Does the milk need to be cold?

It’s best to use cold milk straight from the refrigerator. Cold milk seems to infuse the veal better than room temp milk.

Can I soak for too long?

Yes, soaking for too long can make the veal mushy. Stick within the recommended time ranges based on cut thickness.

Should I pound the veal after soaking?

Only if the veal is still quite thick after soaking. A few gentle taps with a meat mallet can help finish tenderizing.
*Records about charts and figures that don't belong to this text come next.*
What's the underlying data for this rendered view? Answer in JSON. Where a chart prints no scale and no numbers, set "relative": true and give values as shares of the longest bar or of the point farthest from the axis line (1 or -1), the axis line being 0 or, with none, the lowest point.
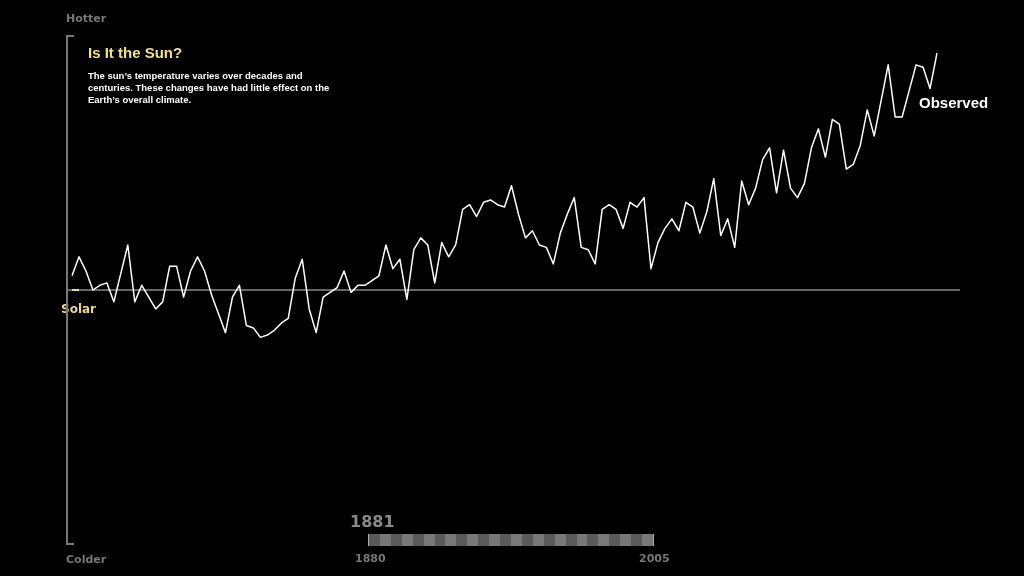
{
  "chart_data": {
    "type": "line",
    "relative": true,
    "title": "Is It the Sun?",
    "subtitle": "The sun’s temperature varies over decades and centuries.  These changes have had little effect on the Earth’s overall climate.",
    "annotations": [
      "Hotter",
      "Colder",
      "1881",
      "1880",
      "2005"
    ],
    "legend": false,
    "marker": "none",
    "line_style": "solid",
    "categories": [
      null,
      null,
      null,
      null,
      null,
      null,
      null,
      null,
      null,
      null,
      null,
      null,
      null,
      null,
      null,
      null,
      null,
      null,
      null,
      null,
      null,
      null,
      null,
      null,
      null,
      null,
      null,
      null,
      null,
      null,
      null,
      null,
      null,
      null,
      null,
      null,
      null,
      null,
      null,
      null,
      null,
      null,
      null,
      null,
      null,
      null,
      null,
      null,
      null,
      null,
      null,
      null,
      null,
      null,
      null,
      null,
      null,
      null,
      null,
      null,
      null,
      null,
      null,
      null,
      null,
      null,
      null,
      null,
      null,
      null,
      null,
      null,
      null,
      null,
      null,
      null,
      null,
      null,
      null,
      null,
      null,
      null,
      null,
      null,
      null,
      null,
      null,
      null,
      null,
      null,
      null,
      null,
      null,
      null,
      null,
      null,
      null,
      null,
      null,
      null,
      null,
      null,
      null,
      null,
      null,
      null,
      null,
      null,
      null,
      null,
      null,
      null,
      null,
      null,
      null,
      null,
      null,
      null,
      null,
      null,
      null,
      null,
      null,
      null,
      null
    ],
    "series": [
      {
        "name": "Observed",
        "color": "#ffffff",
        "values": [
          0.06,
          0.14,
          0.08,
          0,
          0.02,
          0.03,
          -0.05,
          0.07,
          0.19,
          -0.05,
          0.02,
          -0.03,
          -0.08,
          -0.05,
          0.1,
          0.1,
          -0.03,
          0.08,
          0.14,
          0.08,
          -0.02,
          -0.1,
          -0.18,
          -0.03,
          0.02,
          -0.15,
          -0.16,
          -0.2,
          -0.19,
          -0.17,
          -0.14,
          -0.12,
          0.05,
          0.13,
          -0.08,
          -0.18,
          -0.03,
          -0.01,
          0.01,
          0.08,
          -0.01,
          0.02,
          0.02,
          0.04,
          0.06,
          0.19,
          0.09,
          0.13,
          -0.04,
          0.17,
          0.22,
          0.19,
          0.03,
          0.2,
          0.14,
          0.19,
          0.34,
          0.36,
          0.31,
          0.37,
          0.38,
          0.36,
          0.35,
          0.44,
          0.32,
          0.22,
          0.25,
          0.19,
          0.18,
          0.11,
          0.24,
          0.32,
          0.39,
          0.18,
          0.17,
          0.11,
          0.34,
          0.36,
          0.34,
          0.26,
          0.37,
          0.35,
          0.39,
          0.09,
          0.2,
          0.26,
          0.3,
          0.25,
          0.37,
          0.35,
          0.24,
          0.33,
          0.47,
          0.23,
          0.3,
          0.18,
          0.46,
          0.36,
          0.43,
          0.55,
          0.6,
          0.41,
          0.59,
          0.43,
          0.39,
          0.45,
          0.6,
          0.68,
          0.56,
          0.72,
          0.7,
          0.51,
          0.53,
          0.61,
          0.76,
          0.65,
          0.8,
          0.95,
          0.73,
          0.73,
          0.84,
          0.95,
          0.94,
          0.85,
          1
        ]
      },
      {
        "name": "Solar",
        "color": "#e8d78a",
        "values": [
          0,
          0,
          null,
          null,
          null,
          null,
          null,
          null,
          null,
          null,
          null,
          null,
          null,
          null,
          null,
          null,
          null,
          null,
          null,
          null,
          null,
          null,
          null,
          null,
          null,
          null,
          null,
          null,
          null,
          null,
          null,
          null,
          null,
          null,
          null,
          null,
          null,
          null,
          null,
          null,
          null,
          null,
          null,
          null,
          null,
          null,
          null,
          null,
          null,
          null,
          null,
          null,
          null,
          null,
          null,
          null,
          null,
          null,
          null,
          null,
          null,
          null,
          null,
          null,
          null,
          null,
          null,
          null,
          null,
          null,
          null,
          null,
          null,
          null,
          null,
          null,
          null,
          null,
          null,
          null,
          null,
          null,
          null,
          null,
          null,
          null,
          null,
          null,
          null,
          null,
          null,
          null,
          null,
          null,
          null,
          null,
          null,
          null,
          null,
          null,
          null,
          null,
          null,
          null,
          null,
          null,
          null,
          null,
          null,
          null,
          null,
          null,
          null,
          null,
          null,
          null,
          null,
          null,
          null,
          null,
          null,
          null,
          null,
          null,
          null
        ]
      }
    ]
  }
}
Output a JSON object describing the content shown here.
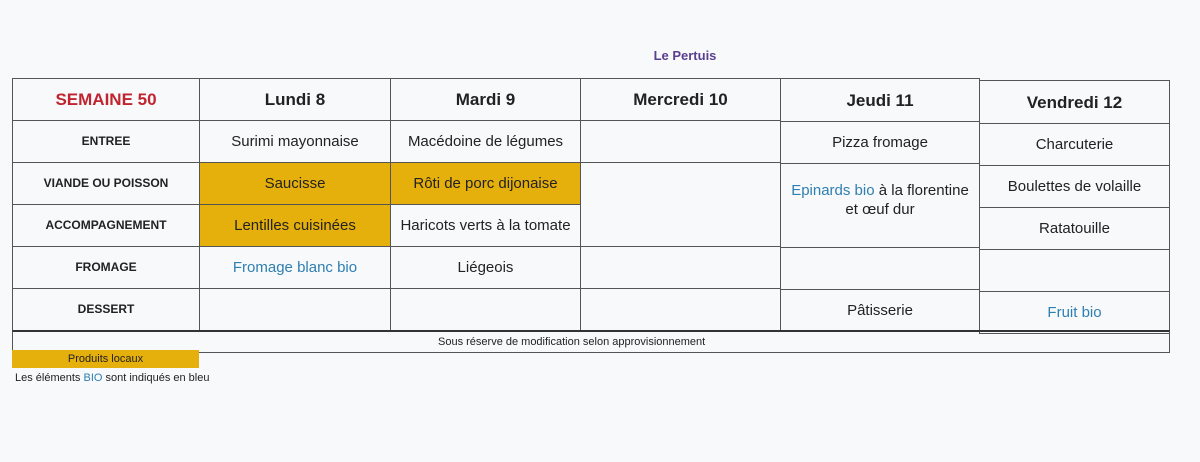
{
  "title": "Le Pertuis",
  "week": "SEMAINE 50",
  "days": [
    "Lundi 8",
    "Mardi 9",
    "Mercredi 10",
    "Jeudi 11",
    "Vendredi 12"
  ],
  "rows": [
    "ENTREE",
    "VIANDE OU POISSON",
    "ACCOMPAGNEMENT",
    "FROMAGE",
    "DESSERT"
  ],
  "menu": {
    "lundi": {
      "entree": "Surimi mayonnaise",
      "viande": "Saucisse",
      "accompagnement": "Lentilles cuisinées",
      "fromage": "Fromage blanc bio",
      "dessert": ""
    },
    "mardi": {
      "entree": "Macédoine de légumes",
      "viande": "Rôti de porc dijonaise",
      "accompagnement": "Haricots verts à la tomate",
      "fromage": "Liégeois",
      "dessert": ""
    },
    "mercredi": {
      "entree": "",
      "plat": "",
      "fromage": "",
      "dessert": ""
    },
    "jeudi": {
      "entree": "Pizza fromage",
      "plat_bio": "Epinards bio",
      "plat_rest": " à la florentine",
      "plat_line2": "et œuf dur",
      "fromage": "",
      "dessert": "Pâtisserie"
    },
    "vendredi": {
      "entree": "Charcuterie",
      "viande": "Boulettes de volaille",
      "accompagnement": "Ratatouille",
      "fromage": "",
      "dessert": "Fruit bio"
    }
  },
  "note": "Sous réserve de modification selon approvisionnement",
  "legend": {
    "local": "Produits locaux",
    "bio_prefix": "Les éléments ",
    "bio_word": "BIO",
    "bio_suffix": " sont indiqués en bleu"
  },
  "colors": {
    "local": "#e6b00c",
    "bio": "#2f7fb0",
    "week": "#c0242e",
    "title": "#5b3f8f"
  }
}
Can I bread the veal while it’s still wet?

It’s best to pat it very dry first or the breading will turn gummy. Thoroughly drying also allows maximum breadcrumb adherence.

Should I rinse off the milk before cooking?

There’s no need to rinse if patted dry. The small amount of milk left on the meat will help it retain moisture.

Get Perfectly Tender Veal Every Time

Now you know exactly how long to soak different cuts of veal in milk before cooking them. Follow the simple guidelines provided based on veal thickness for your best results.

Soaking veal in milk is an easy trick to boost tenderness, moisture, and flavor. Your finished dishes will be deliciously succulent and tender, never dry or chewy. With proper soaking times, you can enjoy foolproof veal dishes.